What is ciprofloxacin?
Ciprofloxacin is a fluoroquinolone (flor-o-KWIN-o-lone) antibiotic that fights bacteria in the body. It is used to treat different types of bacterial infections, including skin infections, bone and joint infections, respiratory or sinus infections, urinary tract infections, and certain types of diarrhea. It is also used to treat gonorrhea.
Ciprofloxacin is also used to treat people who have been exposed to anthrax or certain types of plague.
Ciprofloxacin should be used only for infections that cannot be treated with a safer antibiotic.
Fluoroquinolone antibiotics can cause serious or disabling side effects that may not be reversible, such as tendon rupture or nerve problems.
Ciprofloxacin can cause serious side effects, including tendon problems, nerve damage, serious mood or behavior changes, or low blood sugar.
Stop using this medicine and call your doctor at once if you have symptoms such as: headache, hunger, irritability, numbness, tingling, burning pain, confusion, agitation, paranoia, problems with memory or concentration, thoughts of suicide, or sudden pain or movement problems in any of your joints.
In rare cases, ciprofloxacin may cause damage to your aorta, which could lead to dangerous bleeding or death. Get emergency medical help if you have severe and constant pain in your chest, stomach, or back.
You may not be able to use ciprofloxacin if you have a muscle disorder. Tell your doctor if you have a history of myasthenia gravis.
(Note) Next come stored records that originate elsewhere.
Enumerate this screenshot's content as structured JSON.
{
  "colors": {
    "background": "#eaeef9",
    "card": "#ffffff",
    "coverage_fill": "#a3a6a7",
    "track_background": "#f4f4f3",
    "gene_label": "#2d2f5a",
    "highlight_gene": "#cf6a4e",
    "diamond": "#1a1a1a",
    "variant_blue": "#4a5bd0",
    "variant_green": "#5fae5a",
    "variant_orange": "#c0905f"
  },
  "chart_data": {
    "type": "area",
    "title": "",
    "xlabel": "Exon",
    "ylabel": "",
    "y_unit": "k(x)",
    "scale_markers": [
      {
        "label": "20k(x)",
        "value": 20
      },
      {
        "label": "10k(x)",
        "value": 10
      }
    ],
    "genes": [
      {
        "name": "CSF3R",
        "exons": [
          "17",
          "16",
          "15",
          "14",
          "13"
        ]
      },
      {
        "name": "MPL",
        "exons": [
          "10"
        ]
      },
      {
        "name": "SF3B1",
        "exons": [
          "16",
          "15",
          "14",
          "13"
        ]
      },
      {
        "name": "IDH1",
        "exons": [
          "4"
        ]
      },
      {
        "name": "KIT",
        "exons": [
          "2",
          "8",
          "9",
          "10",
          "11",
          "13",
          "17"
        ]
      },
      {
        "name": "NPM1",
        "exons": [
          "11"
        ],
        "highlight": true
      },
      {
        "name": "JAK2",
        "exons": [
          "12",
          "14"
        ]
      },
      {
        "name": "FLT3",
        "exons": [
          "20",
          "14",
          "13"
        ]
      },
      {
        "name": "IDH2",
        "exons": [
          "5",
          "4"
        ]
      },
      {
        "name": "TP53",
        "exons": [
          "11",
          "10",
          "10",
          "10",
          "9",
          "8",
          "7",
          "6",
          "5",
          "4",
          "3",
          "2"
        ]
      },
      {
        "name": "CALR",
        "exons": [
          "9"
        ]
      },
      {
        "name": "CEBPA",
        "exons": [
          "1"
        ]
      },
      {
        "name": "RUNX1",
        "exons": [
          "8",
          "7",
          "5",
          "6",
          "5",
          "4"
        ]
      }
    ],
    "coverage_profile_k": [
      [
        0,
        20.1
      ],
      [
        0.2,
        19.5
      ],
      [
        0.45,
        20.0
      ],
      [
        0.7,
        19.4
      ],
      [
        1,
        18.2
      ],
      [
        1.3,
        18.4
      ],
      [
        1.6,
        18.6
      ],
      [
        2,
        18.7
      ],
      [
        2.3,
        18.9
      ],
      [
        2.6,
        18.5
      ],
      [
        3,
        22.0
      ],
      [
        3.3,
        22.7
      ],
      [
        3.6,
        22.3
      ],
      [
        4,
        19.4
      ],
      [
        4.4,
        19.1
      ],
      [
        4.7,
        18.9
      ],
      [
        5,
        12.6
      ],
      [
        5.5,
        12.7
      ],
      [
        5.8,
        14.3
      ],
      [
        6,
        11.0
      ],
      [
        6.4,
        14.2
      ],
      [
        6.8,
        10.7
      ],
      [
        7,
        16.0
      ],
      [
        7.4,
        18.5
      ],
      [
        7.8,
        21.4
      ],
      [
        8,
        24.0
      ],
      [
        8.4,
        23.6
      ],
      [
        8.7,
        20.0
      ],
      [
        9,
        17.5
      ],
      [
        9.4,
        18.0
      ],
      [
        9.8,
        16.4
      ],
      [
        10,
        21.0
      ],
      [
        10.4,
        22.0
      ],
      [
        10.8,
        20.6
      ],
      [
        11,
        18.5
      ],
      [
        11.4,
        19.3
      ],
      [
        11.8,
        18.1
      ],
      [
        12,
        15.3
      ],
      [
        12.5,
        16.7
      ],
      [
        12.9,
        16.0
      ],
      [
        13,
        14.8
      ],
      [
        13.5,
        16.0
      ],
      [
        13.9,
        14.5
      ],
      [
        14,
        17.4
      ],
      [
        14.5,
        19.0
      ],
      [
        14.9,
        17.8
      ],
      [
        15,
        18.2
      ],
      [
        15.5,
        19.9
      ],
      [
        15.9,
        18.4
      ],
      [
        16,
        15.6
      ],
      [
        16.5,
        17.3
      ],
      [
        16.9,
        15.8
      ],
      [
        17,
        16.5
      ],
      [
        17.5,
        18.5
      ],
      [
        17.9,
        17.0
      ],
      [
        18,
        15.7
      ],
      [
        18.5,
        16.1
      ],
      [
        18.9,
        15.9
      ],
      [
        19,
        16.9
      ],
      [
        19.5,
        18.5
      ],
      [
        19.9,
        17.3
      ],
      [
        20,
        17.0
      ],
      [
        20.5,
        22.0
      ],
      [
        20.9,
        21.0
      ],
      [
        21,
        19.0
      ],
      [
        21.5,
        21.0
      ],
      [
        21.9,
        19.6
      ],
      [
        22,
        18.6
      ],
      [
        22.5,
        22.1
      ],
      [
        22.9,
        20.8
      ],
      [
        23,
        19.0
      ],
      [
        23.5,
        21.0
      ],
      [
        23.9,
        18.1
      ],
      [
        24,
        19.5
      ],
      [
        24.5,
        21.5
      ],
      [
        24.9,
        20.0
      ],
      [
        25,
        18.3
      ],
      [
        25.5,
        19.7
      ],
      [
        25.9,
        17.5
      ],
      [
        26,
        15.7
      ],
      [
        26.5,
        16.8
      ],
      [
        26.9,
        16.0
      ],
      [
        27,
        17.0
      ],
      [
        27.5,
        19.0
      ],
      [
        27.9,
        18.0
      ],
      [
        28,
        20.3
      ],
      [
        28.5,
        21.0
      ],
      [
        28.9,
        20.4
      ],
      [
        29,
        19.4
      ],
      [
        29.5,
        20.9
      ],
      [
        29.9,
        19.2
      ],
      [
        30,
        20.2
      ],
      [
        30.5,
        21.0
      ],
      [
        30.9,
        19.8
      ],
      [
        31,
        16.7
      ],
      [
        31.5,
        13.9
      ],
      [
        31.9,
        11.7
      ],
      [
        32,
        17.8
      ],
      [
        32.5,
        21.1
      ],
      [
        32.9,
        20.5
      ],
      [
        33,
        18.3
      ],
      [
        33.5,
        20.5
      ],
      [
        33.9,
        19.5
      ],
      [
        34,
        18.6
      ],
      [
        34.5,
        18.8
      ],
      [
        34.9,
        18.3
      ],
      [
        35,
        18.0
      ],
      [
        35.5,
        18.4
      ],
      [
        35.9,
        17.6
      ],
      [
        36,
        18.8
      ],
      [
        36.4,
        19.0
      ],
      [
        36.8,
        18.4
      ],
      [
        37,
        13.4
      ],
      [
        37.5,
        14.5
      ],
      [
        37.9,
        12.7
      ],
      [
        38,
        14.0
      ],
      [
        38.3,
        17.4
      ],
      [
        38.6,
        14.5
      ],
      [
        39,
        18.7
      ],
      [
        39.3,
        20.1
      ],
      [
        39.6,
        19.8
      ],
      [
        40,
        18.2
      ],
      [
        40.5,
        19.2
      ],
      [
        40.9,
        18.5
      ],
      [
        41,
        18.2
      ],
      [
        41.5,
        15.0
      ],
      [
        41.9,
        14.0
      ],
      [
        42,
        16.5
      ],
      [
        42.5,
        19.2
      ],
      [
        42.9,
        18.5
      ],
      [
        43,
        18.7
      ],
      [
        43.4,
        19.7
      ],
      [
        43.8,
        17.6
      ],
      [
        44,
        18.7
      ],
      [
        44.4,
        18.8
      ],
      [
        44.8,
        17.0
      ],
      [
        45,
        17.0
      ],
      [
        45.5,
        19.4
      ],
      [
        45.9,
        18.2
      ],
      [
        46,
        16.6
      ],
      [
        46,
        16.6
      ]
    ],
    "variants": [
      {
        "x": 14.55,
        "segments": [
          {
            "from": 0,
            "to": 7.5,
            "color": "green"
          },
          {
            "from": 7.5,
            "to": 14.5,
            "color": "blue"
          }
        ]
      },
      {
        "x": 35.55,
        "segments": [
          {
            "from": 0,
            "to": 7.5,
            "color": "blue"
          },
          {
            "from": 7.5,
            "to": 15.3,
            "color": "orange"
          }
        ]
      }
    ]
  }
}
Before taking this medicine
You should not use ciprofloxacin if you are allergic to it, or if:
- you also take tizanidine; or
- you are allergic to other fluoroquinolones (gemifloxacin, levofloxacin, moxifloxacin, norfloxacin, ofloxacin, and others).
- you also take theophylline
Ciprofloxacin may cause swelling or tearing of a tendon (the fiber that connects bones to muscles in the body), especially in the Achilles' tendon of the heel. This can happen during treatment or up to several months after you stop taking this medicine. Tendon problems may be more likely in certain people (children and older adults, or people who use steroid medicine or have had an organ transplant).
To make sure this medicine is safe for you, tell your doctor if you have ever had:
- tendon problems, bone problems, arthritis, or other joint problems (especially in children);
- blood circulation problems, aneurysm, narrowing or hardening of the arteries;
- heart problems, high blood pressure;
- a genetic disease such as Marfan syndrome or Ehler's-Danlos syndrome;
- a muscle or nerve disorder, such as myasthenia gravis;
- kidney disease;
- seizures or epilepsy;
- a head injury or brain tumor;
- long QT syndrome (in you or a family member); or
- low levels of potassium in your blood (hypokalemia).
Do not give this medicine to a child without medical advice.
It is not known whether this medicine will harm an unborn baby. Tell your doctor if you are pregnant.
You should not breast-feed while using this medicine.
How should I take ciprofloxacin?
Take ciprofloxacin exactly as prescribed by your doctor. Follow all directions on your prescription label and read all medication guides or instruction sheets.
You may take ciprofloxacin with or without food, at the same time each day.
Swallow the extended-release tablet whole and do not crush, chew, or break it.
Use ciprofloxacin for the full prescribed length of time, even if your symptoms quickly improve. Skipping doses can increase your risk of infection that is resistant to medication. This medicine will not treat a viral infection such as the flu or a common cold.
Do not share ciprofloxacin with another person.
Store at room temperature away from moisture and heat.